Tasters around the campfire raved about the strong, sweet hickory flavor, which "really shines through," one said, yet is "not overwhelming." Another noted, "You can taste the bacon but with something extra." One taster described it as "less salty" than the others, too, though the label indicates it's not quite the lowest in sodium of the entire group.
Nature's Rancher was the clear favorite at the camp site, and came in a close second back home. My observant wife described it as a "good hearty, classic bacon," adding, "It doesn't surprise me it was the dad fave."
North Country Smokehouse Cob Smoked Uncured Bacon
This variety from North Country Smokehouse is made a little differently than all the others. It's smoked over a bed of corn cobs, "rendering a stronger smokiness than hardwood for a traditional flavor that's well-loved throughout New Hampshire and Vermont," according to the company's website.
It carries both Animal Welfare Certified and Certified Humane logos, and pledges no antibiotics, no added hormones, no liquid smoke, fillers, or dyes. Ingredients include the usual sea salt and celery powder, but also turbinado sugar and maple syrup.
Holy smokes! It is good—striking an impressive balance of sweet, smoky, savory, and salty flavors, with a subtle but noticeable hint of maple. My youngest child described it as "like a canon of really good flavors, bursting into your mouth." The missus called it "so rich and delicious," adding, "I had half a slice and had to go back for more." The campfire crew really liked it, too.

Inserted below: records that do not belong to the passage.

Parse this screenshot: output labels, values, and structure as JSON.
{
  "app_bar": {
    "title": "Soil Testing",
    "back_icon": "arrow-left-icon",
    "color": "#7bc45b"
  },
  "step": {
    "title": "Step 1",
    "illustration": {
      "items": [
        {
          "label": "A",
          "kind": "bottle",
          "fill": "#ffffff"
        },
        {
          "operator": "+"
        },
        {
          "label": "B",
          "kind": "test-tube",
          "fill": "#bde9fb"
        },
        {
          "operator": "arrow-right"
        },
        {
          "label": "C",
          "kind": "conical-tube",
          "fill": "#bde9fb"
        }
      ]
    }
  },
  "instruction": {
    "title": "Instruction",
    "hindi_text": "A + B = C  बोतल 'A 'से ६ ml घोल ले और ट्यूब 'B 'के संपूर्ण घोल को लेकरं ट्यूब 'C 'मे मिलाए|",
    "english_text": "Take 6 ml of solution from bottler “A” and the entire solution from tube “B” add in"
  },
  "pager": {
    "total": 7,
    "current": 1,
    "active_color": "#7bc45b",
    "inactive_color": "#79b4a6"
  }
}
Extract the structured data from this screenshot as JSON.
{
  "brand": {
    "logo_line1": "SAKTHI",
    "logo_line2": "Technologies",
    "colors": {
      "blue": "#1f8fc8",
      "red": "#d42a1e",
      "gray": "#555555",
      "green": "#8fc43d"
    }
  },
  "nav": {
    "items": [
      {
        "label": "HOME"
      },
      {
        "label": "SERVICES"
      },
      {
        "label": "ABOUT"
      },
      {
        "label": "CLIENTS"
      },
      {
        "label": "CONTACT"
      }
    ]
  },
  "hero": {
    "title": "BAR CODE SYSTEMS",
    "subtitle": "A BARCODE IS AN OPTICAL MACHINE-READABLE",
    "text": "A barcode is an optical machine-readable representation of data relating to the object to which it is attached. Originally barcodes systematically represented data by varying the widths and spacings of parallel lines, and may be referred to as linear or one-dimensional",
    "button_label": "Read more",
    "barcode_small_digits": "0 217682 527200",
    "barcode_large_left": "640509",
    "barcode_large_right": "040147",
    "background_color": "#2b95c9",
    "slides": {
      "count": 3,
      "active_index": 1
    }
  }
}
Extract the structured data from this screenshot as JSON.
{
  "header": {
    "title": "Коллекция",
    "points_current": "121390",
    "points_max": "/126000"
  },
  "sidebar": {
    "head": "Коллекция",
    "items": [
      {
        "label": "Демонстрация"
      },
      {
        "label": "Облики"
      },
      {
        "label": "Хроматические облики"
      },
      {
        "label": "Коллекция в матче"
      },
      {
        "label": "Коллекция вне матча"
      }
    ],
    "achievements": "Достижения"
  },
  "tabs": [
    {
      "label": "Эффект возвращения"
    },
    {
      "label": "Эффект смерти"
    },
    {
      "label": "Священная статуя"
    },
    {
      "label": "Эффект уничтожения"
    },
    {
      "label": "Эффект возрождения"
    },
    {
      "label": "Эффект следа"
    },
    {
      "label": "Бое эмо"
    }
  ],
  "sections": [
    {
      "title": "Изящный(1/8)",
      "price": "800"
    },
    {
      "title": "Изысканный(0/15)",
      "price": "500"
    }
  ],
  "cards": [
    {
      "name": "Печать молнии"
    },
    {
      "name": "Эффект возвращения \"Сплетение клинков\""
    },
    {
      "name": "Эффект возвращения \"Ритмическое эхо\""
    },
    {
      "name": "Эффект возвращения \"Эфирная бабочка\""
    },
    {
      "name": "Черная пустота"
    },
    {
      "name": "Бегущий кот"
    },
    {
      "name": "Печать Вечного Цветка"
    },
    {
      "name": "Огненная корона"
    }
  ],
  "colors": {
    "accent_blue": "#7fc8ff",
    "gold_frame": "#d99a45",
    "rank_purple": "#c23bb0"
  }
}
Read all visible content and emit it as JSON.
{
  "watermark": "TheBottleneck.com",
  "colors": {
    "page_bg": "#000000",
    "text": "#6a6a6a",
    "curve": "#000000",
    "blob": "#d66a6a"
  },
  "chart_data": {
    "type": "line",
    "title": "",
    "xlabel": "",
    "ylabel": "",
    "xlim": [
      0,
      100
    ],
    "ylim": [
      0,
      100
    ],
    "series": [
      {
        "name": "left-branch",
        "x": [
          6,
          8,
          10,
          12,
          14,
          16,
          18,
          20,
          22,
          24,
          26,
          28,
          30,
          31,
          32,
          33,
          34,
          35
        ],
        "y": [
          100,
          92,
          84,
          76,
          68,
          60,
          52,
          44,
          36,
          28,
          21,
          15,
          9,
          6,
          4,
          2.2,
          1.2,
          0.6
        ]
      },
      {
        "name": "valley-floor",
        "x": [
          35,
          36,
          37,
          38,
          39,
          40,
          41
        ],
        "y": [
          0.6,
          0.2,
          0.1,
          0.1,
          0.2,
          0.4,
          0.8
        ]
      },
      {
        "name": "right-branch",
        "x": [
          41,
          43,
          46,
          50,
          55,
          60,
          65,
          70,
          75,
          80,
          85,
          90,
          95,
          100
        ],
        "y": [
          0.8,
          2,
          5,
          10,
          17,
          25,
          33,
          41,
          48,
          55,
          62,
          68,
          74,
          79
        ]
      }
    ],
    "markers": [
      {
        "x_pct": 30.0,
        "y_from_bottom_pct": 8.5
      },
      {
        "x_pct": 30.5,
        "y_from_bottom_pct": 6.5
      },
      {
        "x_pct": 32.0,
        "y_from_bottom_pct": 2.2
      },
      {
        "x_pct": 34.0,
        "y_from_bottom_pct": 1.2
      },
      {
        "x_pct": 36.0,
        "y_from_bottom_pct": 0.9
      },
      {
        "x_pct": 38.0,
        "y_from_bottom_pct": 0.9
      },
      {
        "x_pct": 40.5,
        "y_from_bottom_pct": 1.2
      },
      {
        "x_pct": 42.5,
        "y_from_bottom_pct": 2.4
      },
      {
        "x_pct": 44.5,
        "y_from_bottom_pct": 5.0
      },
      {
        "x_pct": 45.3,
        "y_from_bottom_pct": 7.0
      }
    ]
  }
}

Both the Nature's Rancher and North Country Smokehouse varieties are exceptional and either would significantly enhance your breakfast spread or BLT. But, as the only taster to try each brand multiple times, I give the edge to North Country for its extra layers of flavor and uncommon corn-cob approach. Look for it at Whole Foods, Wegmans, Target, Stop & Shop, and other retailers.